Three-way match as an internal control

Accounts payable is one of the areas that is likely to involve errors or misappropriation of assets. Internal controls will help to mitigate such risks. The three-way match is a well-known control related to accounts payable.

1. Importance and nature of the three-way match

The purchasing and accounts payable areas represent high risks associated with errors or asset misappropriation.  Making sure that such errors and misappropriations are mitigated is important and sometimes vital to the survival of a company.  One of the most known mitigation factors is internal controls; and the three-way match in particular (i.e., there are other controls, of course, like segregation of duties.)

The three-way match is a process of comparing information on vendor invoices (vendor bills), company purchase orders, and receiving reports and resolving any mismatches to ensure payments are processed for valid and authorized purchases.

From the description above, the following documents should be compared before a payment to a vendor (supplier) is processed:

  • Vendor invoice (bill)
  • Company purchase order
  • Company receiving report

There may be variations of the three-way match:

  • Two-way match is when vendor invoices (bills) are compared to company purchase orders.  This variation omits the comparison of vendor invoices and purchase orders to company receiving reports because such receipts are not used or are not required.  This may be applicable to service organizations that do not buy physical items, so there are no receiving reports.
  • Four-way match is when vendor invoices (bills), company purchase orders, company receiving reports, and (company) inspection reports are compared.  In this variation, the fourth document is an inspection report for received goods.

Typically, the three-way match is performed in the Accounts Payable department.  Accounts Payable personnel receive all required information and conduct the three-way match before a payment is sent to a vendor.  On a side note, depending on the company size, purchase orders will likely be prepared by the Purchasing department and receiving reports will be prepared by Warehouse personnel.  Purchase orders and receiving reports are forwarded to the Accounts Payable department either manually or within a software package (see below).

The comparison criteria will be defined by each company as business peculiarities and requirements may vary.  The Accounts Payable department (or software) may compare the vendor name, item prices, and item quantities, among other terms.

If information on documents matches, a vendor invoice (bill) is processed for payment.  If there are discrepancies, the invoice is put on hold and investigation takes place.  The Accounts Payable department may need to engage the Purchasing department or Warehouse personnel to resolve differences.  Depending on the results of such investigation, the differences may be resolved or they may be approved and the vendor invoice is then processed for payment.  If no resolution is found, the vendor invoice is rejected (i.e., the vendor may adjust the invoice and resubmit it).

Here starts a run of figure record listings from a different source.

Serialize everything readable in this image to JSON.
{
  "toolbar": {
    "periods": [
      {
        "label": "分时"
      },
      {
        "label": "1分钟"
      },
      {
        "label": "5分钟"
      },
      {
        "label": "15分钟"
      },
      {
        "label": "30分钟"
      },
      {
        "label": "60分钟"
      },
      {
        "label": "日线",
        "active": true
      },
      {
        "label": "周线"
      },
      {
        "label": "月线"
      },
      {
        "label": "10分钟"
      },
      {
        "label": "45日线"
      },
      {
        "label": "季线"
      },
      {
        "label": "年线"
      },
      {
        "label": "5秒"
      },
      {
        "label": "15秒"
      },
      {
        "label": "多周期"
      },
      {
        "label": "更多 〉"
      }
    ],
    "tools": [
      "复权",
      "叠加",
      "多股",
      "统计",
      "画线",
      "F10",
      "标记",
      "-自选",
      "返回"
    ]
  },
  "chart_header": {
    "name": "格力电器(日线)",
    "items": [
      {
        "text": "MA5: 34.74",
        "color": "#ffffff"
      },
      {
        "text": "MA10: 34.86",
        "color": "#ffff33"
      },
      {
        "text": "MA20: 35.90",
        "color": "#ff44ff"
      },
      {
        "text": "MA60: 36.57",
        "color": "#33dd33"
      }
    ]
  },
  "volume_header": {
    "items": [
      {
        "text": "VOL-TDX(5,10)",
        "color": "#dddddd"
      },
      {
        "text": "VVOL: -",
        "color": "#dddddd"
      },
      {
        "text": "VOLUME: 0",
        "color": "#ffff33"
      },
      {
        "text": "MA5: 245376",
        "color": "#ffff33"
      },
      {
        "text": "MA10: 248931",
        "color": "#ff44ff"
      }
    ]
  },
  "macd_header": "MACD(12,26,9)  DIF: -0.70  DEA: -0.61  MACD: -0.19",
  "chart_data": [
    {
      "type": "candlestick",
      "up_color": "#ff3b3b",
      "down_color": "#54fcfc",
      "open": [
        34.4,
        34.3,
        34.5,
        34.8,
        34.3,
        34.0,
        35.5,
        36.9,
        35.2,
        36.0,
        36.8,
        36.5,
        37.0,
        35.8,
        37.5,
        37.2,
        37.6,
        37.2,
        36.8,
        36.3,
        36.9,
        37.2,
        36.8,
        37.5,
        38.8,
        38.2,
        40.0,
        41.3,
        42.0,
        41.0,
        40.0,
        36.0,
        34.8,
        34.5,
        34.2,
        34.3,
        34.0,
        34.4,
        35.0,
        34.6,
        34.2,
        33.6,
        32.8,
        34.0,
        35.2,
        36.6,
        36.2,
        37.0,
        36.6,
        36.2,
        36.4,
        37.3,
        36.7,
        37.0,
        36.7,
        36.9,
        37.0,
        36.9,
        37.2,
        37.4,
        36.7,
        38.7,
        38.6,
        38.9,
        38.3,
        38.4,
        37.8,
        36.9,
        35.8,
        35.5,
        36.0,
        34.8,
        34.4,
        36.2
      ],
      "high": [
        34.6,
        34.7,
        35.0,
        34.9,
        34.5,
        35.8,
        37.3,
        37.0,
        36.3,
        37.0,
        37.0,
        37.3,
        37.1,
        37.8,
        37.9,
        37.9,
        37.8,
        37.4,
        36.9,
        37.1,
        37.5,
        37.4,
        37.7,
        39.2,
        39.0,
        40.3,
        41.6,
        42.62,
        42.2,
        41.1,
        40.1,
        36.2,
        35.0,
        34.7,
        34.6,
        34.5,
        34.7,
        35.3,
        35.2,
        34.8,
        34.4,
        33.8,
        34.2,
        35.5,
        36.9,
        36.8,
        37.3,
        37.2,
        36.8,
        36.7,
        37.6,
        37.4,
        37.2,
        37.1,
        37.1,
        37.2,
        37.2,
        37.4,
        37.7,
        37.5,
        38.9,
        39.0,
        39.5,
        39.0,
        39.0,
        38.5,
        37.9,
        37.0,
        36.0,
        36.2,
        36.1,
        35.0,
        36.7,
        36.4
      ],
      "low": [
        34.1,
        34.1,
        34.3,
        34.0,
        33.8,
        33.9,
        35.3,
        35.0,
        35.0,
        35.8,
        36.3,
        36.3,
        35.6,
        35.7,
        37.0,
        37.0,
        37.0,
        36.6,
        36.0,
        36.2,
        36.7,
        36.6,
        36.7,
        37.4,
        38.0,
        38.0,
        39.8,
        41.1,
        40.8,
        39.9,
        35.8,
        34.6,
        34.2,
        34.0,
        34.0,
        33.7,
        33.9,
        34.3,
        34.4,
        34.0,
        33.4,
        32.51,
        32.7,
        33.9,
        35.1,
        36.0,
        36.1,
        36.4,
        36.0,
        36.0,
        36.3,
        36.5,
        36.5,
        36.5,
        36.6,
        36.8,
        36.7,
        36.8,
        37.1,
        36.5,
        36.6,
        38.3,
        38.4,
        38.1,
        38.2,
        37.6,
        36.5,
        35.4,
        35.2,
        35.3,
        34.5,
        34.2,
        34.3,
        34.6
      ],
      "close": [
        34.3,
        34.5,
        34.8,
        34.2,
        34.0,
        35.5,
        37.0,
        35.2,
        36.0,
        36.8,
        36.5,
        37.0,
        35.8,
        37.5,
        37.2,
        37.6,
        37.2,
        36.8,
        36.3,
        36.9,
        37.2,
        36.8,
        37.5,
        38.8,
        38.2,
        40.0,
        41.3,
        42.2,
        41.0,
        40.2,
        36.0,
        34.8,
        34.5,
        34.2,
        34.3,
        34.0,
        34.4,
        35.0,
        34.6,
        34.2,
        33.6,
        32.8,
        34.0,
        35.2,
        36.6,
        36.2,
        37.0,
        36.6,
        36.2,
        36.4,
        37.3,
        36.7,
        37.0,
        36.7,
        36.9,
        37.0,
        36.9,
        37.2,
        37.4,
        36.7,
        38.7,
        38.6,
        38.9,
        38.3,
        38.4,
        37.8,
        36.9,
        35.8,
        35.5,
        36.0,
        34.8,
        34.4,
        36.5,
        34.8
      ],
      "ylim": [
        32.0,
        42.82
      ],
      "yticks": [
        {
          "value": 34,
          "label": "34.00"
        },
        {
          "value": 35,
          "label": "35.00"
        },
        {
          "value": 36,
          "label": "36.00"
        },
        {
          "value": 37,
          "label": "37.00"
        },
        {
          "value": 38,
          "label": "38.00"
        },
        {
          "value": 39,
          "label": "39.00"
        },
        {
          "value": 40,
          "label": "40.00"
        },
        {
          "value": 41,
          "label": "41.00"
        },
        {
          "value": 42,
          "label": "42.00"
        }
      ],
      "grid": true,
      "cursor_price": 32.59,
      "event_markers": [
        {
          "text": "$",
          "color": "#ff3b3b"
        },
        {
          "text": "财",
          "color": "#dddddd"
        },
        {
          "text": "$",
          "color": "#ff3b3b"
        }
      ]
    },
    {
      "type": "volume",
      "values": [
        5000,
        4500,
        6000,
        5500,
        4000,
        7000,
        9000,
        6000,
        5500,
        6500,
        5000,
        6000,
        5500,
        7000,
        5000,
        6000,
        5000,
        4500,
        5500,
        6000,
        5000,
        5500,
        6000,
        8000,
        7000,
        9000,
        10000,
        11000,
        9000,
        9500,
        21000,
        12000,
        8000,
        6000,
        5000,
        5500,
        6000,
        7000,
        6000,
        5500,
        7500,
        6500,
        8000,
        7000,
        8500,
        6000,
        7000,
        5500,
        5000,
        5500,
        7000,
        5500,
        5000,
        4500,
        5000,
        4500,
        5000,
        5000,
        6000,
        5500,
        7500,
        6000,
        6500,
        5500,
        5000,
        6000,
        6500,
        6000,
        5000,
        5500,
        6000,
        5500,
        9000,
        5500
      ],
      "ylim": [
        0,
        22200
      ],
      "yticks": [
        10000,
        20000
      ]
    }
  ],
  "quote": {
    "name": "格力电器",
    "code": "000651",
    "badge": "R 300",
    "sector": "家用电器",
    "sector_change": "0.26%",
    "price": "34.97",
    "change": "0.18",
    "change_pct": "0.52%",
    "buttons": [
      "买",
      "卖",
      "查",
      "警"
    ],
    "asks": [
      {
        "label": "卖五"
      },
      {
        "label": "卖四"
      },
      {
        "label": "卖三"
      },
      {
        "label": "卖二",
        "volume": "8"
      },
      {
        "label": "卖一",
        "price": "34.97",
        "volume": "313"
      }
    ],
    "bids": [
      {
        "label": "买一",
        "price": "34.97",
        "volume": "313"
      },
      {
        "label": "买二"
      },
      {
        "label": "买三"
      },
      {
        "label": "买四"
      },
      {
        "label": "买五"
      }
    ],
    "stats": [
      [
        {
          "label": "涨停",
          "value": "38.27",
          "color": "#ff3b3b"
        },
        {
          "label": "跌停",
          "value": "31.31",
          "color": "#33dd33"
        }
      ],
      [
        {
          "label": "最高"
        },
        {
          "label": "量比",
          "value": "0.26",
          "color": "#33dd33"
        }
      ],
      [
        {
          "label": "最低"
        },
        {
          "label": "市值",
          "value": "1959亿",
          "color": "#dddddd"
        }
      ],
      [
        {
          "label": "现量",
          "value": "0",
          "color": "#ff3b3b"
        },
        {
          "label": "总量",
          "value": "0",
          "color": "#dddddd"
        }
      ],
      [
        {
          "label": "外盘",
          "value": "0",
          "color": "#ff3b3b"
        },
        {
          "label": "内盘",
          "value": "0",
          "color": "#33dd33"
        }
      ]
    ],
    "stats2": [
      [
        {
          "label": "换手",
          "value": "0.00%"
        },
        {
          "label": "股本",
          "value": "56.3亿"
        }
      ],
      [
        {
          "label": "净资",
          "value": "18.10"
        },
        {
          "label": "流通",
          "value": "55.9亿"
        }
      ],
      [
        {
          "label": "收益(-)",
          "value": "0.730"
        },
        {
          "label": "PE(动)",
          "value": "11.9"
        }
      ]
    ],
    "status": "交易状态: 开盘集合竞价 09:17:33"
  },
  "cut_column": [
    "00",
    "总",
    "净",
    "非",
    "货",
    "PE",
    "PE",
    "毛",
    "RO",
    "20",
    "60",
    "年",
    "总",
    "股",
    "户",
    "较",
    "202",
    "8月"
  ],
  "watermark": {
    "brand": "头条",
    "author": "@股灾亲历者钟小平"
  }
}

It may be inefficient to investigate small, insignificant differences and delay payments to vendors (which may irritate vendors or eliminate an opportunity to take early payment discounts).  Therefore, sometimes tolerable deviation variances are allowed by company policies.  For example, a quantity difference or price difference of 5% or less can be considered acceptable and no investigation would be deemed necessary; the vendor invoice would be processed for payment.

Nowadays, a lot of companies, especially mid-size to large corporations, use sophisticated software packages (e.g., ERP) that integrate purchase order, inventory receipt, and accounts payable processes.  Such software will likely include the three-way match as one of the software functions and will perform all matching automatically.  If there are no mismatches, the system will route vendor invoices to payment.  If there are differences, they will be subjected to tolerable deviation criteria (which are usually customizable within the software), and those exceeding tolerable variances will require intervention from the company personnel.